This is What Global Warming Looks Like

Climate Progress has a mini celebration that major media outlets are finally beginning to connect the wildfire-windstorm-drought dots and call it climate change. Kevin Trenberth, a senior scientist with the National Center for Atmospheric Research, talks with Judy Woodruff on The News Hour.

Even the Drudge Report featured this AP article by Seth Borenstein:

So far this year, more than 2.1 million acres have burned in wildfires, more than 113 million people in the U.S. were in areas under extreme heat advisories last Friday, two-thirds of the country is experiencing drought, and earlier in June, deluges flooded Minnesota and Florida.

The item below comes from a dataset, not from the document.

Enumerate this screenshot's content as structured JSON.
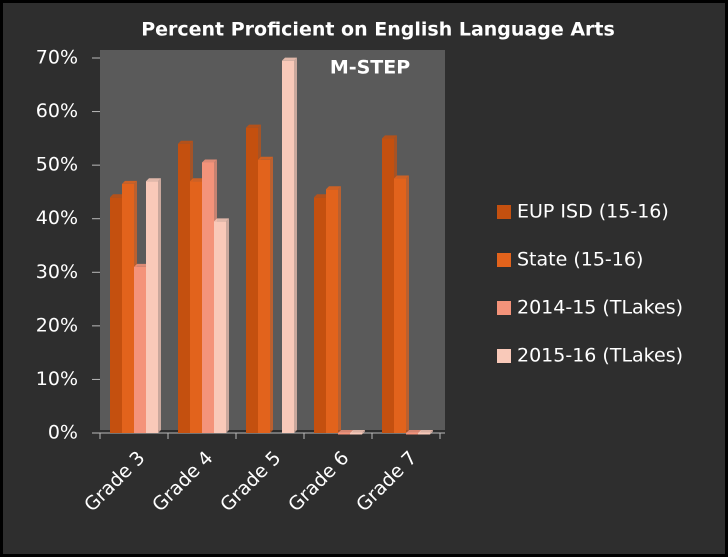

This is what global warming looks like at the regional or personal level,” said Jonathan Overpeck, professor of geosciences and atmospheric sciences at the University of Arizona. “The extra heat increases the odds of worse heat waves, droughts, storms and wildfire. This is certainly what I and many other climate scientists have been warning about.”

“What we’re seeing really is a window into what global warming really looks like,” said Princeton University geosciences and international affairs professor Michael Oppenheimer. “It looks like heat. It looks like fires. It looks like this kind of environmental disasters.”

Oppenheimer said that on Thursday. That was before the East Coast was hit with triple-digit temperatures and before a derecho — an unusually strong, long-lived and large straight-line wind storm — blew through Chicago to Washington. The storm and its aftermath killed more than 20 people and left millions without electricity. Experts say it had energy readings five times that of normal thunderstorms.

Then there’s this:

 

AND, Colorado has been burning up, which we have all been watching with suspended breath,  while Russia, terrorized in 2010 by raging fires, is battling some 600 fires this month, which have already burned more acres in the east than those in the west two years ago.